Fate Of Springfield Casino In Hands Of Massachusetts Voters
When casinos were legalized in Massachusetts three years ago, the mayor of Springfield set off on a high-stakes bid to land a destination resort casino that could transform the city’s economically depressed downtown. Now, potentially within months of a groundbreaking for an $800 million casino, the project is in jeopardy.
Springfield Chief Development Officer Kevin Kennedy says when he and Mayor Domenic Sarno first talked about the strategy for getting a casino built in the city, they told each other they would remain optimistic and prepared for whatever hurdles came along.
" Anybody who thought an $800 million project was going to be easy was sadly mistaken," Kennedy said Tuesday.
The fate of what has been described as the largest economic development project in the city’s history will be in the hands of Massachusetts voters in November. The state’s highest court in a unanimous decision announced Tuesday ruled that a question can go on the ballot asking voters to repeal the 2011 law that authorized the licensing of up to three resort casinos and one slots machine parlor.
The ruling came less than two weeks after the Massachusetts Gaming Commission awarded MGM a provisional license for the entertainment industry giant’s Springfield project. Hopes for a groundbreaking later this summer were dashed by Tuesday’s court decision.
Penn National Gaming, which was awarded the lone slots parlor license in February said it is going “full speed ahead” with construction at a harness racetrack in Plainville. Penn, in a statement, said it was confident Massachusetts voters would keep the casino law.
MGM said it risks $200 million if it starts construction in Springfield. Sarno does not fault MGM for waiting.
" We are very optimistic for November. But this delays shovels going in the ground, bricks and mortar for a construction season."
MGM’s development agreement with Springfield promises to create 2,000 construction jobs and 3,000 permanent jobs. The city would receive $25 million annually, and MGM has agreed to fund public safety enhancements, parks improvements, and other amenities.
City Councilor Tim Rooke said Springfield has a lot to lose if voters in November ban casinos.
" I think you will hear a very long exhaust in the city of Springfield which would be the hopes of all the residents and businesses dashed once again by the government."

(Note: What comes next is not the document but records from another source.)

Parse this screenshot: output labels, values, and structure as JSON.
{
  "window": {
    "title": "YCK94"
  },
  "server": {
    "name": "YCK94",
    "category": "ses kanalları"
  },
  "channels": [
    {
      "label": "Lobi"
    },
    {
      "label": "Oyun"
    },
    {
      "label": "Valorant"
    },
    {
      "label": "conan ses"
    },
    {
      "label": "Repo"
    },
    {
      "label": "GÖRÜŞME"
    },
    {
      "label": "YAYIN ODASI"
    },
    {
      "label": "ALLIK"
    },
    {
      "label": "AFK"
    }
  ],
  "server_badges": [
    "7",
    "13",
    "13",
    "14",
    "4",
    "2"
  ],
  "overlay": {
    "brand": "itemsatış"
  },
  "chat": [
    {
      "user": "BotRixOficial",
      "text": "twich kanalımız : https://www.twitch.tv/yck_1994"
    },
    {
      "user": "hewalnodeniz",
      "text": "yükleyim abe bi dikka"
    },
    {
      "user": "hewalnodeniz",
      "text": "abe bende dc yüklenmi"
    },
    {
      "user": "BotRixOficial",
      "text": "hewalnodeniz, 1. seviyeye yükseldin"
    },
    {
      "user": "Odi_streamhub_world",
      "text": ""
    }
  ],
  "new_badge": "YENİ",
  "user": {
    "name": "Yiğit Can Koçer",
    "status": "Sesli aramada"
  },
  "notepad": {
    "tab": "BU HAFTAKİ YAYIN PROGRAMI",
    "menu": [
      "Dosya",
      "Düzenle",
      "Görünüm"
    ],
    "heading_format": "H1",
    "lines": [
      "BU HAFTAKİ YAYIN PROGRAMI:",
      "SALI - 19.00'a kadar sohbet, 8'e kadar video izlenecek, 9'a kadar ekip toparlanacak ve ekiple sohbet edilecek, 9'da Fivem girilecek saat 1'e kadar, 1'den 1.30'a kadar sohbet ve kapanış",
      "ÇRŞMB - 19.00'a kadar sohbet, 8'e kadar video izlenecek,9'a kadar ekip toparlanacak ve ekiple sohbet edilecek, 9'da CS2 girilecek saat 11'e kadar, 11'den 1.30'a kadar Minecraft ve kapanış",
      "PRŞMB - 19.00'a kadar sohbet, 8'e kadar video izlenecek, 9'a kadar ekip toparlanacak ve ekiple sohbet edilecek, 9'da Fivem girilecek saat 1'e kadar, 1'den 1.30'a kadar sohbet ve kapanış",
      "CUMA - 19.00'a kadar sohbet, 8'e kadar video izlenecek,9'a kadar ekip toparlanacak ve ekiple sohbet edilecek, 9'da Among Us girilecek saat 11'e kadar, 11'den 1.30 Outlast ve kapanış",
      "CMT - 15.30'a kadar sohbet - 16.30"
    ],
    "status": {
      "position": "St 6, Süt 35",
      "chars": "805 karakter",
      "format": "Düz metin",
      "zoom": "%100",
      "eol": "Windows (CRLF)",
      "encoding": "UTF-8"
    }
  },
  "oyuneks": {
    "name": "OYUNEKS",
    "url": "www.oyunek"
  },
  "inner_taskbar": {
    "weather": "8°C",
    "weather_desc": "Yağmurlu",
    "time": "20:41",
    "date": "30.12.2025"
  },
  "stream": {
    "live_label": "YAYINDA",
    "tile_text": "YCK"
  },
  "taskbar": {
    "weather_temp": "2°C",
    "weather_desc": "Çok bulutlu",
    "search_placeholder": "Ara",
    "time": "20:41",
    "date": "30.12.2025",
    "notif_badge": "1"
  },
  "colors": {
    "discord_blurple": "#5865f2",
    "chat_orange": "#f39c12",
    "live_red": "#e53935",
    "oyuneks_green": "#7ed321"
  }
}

City Councilor Bud Williams said there does not appear to be a “plan b” if the casino is not built.
" I know they put a lot of eggs in this basket, and I'm the old school that says don't put a lot of eggs in one basket. I hope the mayor and Kevin Kennedy have a backup plan. Hopefully, if this doesn't go we can tee up what they have."
Kennedy, the city’s development director, said the casino is just one part of more than $2.48 billion in construction and economic development projects that were either recently completed or scheduled to start soon.
" We were taking advantage of 15 acres in our downtown ( for the casino) to generate a huge amount of economic activity. The idea that is going to affect economic development in the rest of the city is just not correct," said Kennedy.
City Council President Mike Fenton said the overall economic climate in Springfield is improving and the city is seen as being “business friendly.”
" There would be off-spin associated with the casino that we would lose if the project is not built, but I don't think it is going to stall our progress," said Fenton.
MGM on Wednesday held two previously scheduled meetings for businesses interested in supplying goods and services to the casino. MGM has promised to purchase $50 million annually from Springfield-area companies.